When we buy imported gas, our money works in other countries – when we buy biomass, we leave money here.

Interview with UABIO Board Chairman Georgii Geletukha on Key Issues and Challenges in the Green Energy Sector and Bioenergy: READ (in Ukrainian)

Why the money from lowering the green tariff should go to investors to build balancing and cumulative capacity?
What should be the quota for bioenergy in green auctions?
How does coronavirus affect the development of bioenergy?
Why is government support for growing energy crops a necessity?
Can biomass boilers compete with gas in centralized supply systems
What are the indicators for bioenergy by the end of the year?

We have selected several theses for you:

  • Giant wildfires, record-breaking air pollution by pollutants, dust storms, soil erosion, desertification, droughts, atypically low water levels in rivers and lakes, drying up forests, everything we observe this year, misjudged only as technogenic conditions.

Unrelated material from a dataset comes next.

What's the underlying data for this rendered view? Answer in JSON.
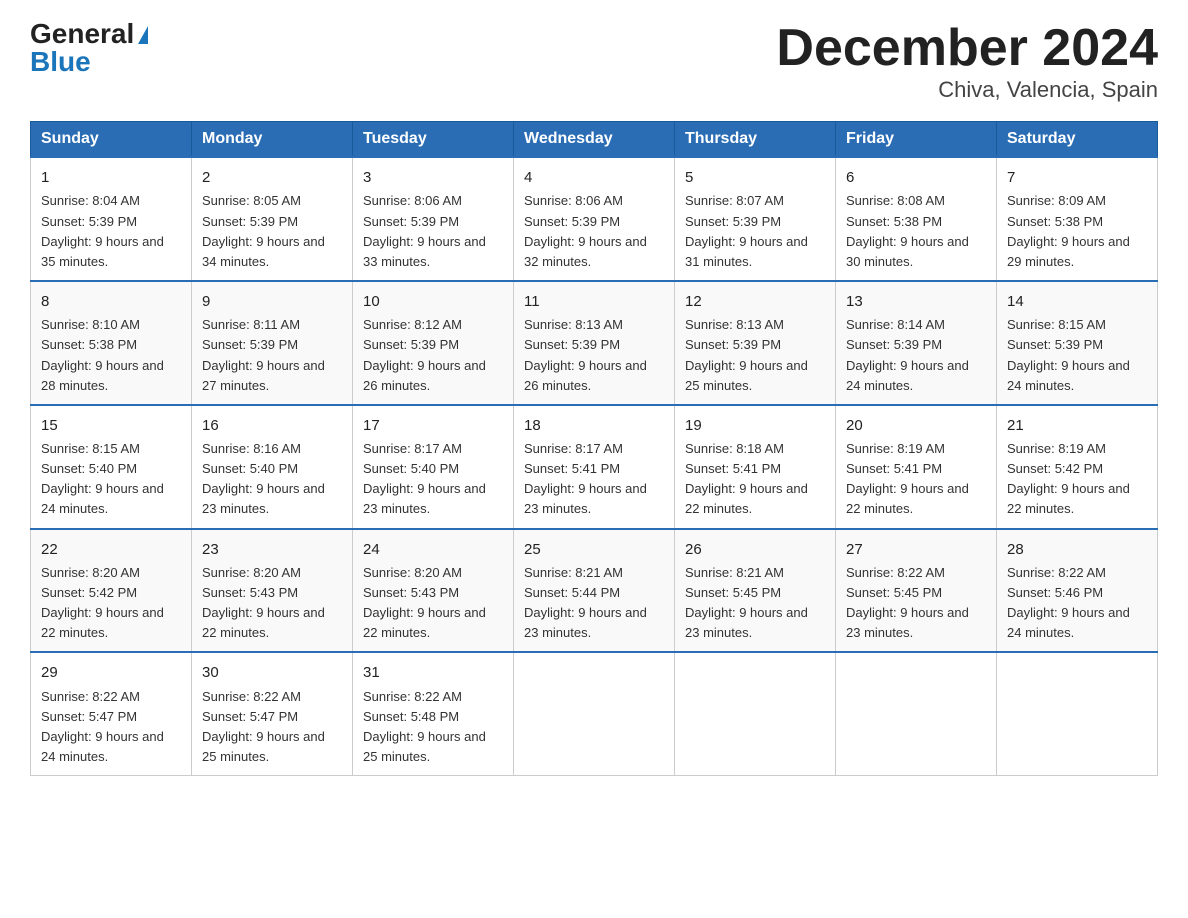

It is the result of processes of global warming, and Planet Earth gives us another “pusher”, forcing change. We see a global solution to these problems in the transition to 100% renewable energy, of which about half will be from bioenergy.
  • If you look at all the renewable energy sources: sun, wind, bioenergy, hydropower, where are the most jobs? Most of all in bioenergy. This is understandable because all boiler houses in Ukraine requires a minimum of two operators per shift. Moreover, someone has to bring the fuel, someone has to harvest it, plus the engineering component. If you count all these jobs, then it turns out very promising.
  • Guided by the Energy Strategy for 2035, which goals 40% of renewable heat in 2035, – up to 100,000 jobs could be created to achieve the targets for the production of that heat. We assumed that 90% of this heat would be provided by biomass and 10% by other types of green generation. That’s the way it is all over the world.